David Miliband: Labour 'unelectable' under Jeremy Corbyn
Former foreign secretary David Miliband has claimed the Labour Party is "unelectable" and has not been further from power since the 1930s as part of a stinging attack on Jeremy Corbyn.
The one-time favourite for the Labour leadership branded Mr Corbyn's "half-hearted" campaigning for Britain to remain in the European Union "a betrayal of millions of working people".
However, should Mr Corbyn beat challenger Owen Smith in the leadership contest, he has insisted that his leadership style is unlikely to change.
Voting in the leadership battle closed on Wednesday and Mr Corbyn is the favourite to win.
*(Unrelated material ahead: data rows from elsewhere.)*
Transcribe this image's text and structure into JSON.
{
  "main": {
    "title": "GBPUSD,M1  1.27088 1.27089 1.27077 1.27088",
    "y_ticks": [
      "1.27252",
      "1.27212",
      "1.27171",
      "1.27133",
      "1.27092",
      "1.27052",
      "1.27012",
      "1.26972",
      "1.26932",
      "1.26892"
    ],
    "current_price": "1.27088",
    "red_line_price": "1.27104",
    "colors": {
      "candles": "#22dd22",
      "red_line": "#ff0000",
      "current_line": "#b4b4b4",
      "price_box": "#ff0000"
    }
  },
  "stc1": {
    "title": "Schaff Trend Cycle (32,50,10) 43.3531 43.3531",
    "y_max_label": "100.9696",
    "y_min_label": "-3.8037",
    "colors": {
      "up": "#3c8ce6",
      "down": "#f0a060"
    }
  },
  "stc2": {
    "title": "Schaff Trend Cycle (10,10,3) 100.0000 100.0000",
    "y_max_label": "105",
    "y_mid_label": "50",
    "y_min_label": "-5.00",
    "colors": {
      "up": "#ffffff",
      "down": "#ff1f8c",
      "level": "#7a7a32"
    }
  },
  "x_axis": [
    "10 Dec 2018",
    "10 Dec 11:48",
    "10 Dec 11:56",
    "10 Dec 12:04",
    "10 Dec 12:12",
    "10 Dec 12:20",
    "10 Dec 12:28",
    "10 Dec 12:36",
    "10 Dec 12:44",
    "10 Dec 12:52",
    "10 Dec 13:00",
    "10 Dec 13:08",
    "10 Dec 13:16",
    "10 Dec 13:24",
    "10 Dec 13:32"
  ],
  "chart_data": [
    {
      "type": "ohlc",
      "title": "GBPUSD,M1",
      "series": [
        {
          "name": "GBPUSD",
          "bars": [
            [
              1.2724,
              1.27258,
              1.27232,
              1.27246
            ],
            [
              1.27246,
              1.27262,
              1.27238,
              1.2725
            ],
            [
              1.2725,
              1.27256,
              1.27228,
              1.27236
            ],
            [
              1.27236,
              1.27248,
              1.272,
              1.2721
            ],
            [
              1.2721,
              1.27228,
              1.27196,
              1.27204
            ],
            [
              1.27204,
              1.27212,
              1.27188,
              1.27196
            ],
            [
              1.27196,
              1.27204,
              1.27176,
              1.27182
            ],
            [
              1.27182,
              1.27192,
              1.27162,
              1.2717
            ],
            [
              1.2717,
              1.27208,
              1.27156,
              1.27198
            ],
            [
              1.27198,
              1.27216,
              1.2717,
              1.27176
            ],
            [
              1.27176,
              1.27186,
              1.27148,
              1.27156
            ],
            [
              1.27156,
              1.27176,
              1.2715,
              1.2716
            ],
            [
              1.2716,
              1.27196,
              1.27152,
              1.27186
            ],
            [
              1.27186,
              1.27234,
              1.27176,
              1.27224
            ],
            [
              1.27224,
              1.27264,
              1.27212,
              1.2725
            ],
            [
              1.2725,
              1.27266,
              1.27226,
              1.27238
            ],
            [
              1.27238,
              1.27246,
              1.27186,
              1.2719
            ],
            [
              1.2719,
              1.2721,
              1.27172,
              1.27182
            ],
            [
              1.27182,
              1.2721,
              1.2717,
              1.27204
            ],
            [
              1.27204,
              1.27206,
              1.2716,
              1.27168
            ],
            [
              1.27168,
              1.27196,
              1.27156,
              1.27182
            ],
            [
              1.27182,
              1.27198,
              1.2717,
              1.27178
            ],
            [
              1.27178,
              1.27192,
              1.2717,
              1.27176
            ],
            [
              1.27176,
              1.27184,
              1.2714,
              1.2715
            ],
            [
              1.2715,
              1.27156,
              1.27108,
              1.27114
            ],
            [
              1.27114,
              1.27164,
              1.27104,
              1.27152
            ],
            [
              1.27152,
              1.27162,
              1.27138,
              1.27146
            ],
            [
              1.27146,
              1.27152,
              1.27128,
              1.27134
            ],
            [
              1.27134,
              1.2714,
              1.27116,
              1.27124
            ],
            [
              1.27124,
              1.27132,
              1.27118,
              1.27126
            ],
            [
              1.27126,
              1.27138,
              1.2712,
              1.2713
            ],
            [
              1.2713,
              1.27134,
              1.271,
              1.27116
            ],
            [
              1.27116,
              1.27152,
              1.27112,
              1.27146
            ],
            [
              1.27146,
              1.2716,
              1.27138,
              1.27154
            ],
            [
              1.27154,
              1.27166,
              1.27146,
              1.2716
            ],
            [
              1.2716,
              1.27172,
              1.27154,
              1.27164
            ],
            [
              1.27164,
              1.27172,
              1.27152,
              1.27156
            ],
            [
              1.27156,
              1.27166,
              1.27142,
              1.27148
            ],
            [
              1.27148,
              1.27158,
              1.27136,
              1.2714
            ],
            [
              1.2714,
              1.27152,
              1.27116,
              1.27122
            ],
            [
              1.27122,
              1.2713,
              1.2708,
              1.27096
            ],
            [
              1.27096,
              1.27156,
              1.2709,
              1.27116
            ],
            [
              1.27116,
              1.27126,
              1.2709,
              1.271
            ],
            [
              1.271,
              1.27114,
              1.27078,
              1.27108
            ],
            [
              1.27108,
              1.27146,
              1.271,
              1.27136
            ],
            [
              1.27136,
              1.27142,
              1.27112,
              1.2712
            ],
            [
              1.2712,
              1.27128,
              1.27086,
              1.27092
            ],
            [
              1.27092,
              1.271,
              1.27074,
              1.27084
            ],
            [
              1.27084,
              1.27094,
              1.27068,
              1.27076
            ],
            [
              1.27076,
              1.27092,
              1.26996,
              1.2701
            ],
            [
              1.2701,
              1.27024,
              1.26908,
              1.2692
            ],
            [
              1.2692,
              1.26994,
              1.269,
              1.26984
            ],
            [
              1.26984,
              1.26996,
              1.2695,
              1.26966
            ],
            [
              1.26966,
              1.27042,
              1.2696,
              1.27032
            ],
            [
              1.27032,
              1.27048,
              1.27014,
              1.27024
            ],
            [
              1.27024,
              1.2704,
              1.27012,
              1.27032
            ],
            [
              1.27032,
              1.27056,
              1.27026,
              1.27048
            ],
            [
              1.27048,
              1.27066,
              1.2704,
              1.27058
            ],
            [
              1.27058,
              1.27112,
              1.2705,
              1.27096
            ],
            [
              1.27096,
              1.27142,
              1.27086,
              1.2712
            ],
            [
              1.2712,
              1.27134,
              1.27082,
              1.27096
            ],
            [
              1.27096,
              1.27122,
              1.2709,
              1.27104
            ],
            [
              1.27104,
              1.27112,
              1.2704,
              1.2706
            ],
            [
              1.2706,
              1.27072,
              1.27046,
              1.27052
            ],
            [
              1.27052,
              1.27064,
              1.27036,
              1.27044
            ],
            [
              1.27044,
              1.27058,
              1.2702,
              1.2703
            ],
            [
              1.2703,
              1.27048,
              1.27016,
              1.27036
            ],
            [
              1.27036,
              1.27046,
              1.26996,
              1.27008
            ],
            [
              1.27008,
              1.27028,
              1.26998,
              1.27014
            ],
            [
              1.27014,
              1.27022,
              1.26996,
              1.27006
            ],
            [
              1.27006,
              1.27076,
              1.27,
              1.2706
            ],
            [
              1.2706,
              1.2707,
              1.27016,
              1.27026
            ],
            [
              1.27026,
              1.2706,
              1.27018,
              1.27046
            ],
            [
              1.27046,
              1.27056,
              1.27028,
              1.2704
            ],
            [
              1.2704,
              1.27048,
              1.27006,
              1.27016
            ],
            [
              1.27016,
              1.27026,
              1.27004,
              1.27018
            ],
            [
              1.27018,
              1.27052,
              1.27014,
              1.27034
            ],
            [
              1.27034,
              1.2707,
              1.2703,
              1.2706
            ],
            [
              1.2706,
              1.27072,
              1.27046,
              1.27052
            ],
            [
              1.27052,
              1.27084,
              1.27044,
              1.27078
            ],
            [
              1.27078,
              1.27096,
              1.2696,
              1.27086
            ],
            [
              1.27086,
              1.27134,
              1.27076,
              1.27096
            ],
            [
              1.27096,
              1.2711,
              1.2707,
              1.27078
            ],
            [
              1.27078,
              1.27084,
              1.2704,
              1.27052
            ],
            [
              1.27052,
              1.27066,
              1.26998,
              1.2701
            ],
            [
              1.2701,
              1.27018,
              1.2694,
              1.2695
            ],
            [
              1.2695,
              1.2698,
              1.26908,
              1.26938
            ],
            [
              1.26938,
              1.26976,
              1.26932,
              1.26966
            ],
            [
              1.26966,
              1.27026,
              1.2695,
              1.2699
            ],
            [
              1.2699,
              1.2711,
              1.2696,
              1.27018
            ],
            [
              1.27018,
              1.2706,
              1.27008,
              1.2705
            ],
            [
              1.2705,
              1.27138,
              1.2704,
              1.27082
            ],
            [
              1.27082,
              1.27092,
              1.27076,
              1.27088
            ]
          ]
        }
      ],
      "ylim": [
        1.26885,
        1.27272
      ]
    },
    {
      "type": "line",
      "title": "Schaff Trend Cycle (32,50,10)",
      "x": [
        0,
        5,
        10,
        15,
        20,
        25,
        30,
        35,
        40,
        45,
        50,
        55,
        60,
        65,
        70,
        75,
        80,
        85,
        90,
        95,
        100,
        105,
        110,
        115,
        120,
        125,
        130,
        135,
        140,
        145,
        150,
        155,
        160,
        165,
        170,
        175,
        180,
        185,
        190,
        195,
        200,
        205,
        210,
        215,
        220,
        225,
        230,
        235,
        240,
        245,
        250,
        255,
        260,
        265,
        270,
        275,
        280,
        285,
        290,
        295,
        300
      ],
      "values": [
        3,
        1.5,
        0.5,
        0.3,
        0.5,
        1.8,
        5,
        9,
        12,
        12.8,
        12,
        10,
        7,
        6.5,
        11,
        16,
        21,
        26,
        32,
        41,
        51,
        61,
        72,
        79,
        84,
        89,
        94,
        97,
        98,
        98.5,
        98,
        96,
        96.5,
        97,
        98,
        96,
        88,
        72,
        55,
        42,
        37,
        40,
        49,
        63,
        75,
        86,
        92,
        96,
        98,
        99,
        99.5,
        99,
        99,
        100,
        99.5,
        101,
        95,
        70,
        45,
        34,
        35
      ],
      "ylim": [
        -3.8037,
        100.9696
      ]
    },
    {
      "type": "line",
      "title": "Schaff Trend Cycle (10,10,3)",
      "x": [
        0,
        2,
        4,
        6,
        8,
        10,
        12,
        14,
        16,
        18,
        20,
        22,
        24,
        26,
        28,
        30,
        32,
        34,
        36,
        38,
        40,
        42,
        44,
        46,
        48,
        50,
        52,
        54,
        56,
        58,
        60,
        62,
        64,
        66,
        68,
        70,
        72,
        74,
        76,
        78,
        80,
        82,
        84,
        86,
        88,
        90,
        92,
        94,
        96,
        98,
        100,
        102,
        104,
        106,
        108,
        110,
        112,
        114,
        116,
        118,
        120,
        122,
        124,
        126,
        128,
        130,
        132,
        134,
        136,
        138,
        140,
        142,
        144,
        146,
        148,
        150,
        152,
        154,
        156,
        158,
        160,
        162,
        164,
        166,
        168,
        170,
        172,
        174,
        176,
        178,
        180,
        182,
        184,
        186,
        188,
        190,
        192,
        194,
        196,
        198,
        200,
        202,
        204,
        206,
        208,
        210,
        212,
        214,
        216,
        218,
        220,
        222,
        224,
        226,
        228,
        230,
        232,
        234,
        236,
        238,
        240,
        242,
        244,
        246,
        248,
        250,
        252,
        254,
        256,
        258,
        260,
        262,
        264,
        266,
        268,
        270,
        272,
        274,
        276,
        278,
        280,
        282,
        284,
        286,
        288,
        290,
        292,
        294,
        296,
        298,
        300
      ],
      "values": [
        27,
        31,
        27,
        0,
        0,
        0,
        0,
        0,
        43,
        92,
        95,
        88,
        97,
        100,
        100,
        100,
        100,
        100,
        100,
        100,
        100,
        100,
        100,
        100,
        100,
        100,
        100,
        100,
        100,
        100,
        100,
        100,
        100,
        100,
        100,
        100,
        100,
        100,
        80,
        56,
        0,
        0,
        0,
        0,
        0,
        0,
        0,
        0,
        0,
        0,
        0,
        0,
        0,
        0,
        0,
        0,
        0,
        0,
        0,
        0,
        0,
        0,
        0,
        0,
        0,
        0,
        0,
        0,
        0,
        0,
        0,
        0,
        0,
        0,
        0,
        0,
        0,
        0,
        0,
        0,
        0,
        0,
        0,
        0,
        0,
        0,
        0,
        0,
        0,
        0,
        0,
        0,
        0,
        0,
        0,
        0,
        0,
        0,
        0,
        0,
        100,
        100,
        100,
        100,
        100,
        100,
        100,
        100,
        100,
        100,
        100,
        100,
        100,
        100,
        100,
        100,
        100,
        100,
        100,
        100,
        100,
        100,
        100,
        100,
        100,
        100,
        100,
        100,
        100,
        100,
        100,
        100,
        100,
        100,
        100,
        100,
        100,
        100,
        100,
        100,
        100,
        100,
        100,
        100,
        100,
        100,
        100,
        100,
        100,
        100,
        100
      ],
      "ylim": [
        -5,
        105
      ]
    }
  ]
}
Writing in The New Statesman, Mr Miliband sets out a damning assessment of the incumbent: "The main charge against Jeremy Corbyn is not just that his strategy is undesirable because it makes the party unelectable. That is only half the story.
"The real issue is that his strategy makes the party unelectable because it is in many aspects undesirable."
The president of the International Rescue Committee is particularly critical of the Labour leader's "egregious" stance on foreign policy.
"But the electorate can see through the domestic policy, too," he said.
"Nationalisation cannot be the answer to everything; anti-austerity speeches cannot explain everything; corporate taxation cannot pay for everything.
"It doesn't add up. It wouldn't work. People are not stupid."
Mr Miliband also attacked the "disastrous" way in which people are branded "closet Tories" or "Tory Lite" if they agree with the Islington North MP.
Mr Miliband claimed Labour had slipped from a party fit for government to a "secondary influence on national decision making", adding: "We have not been further from power since the 1930s."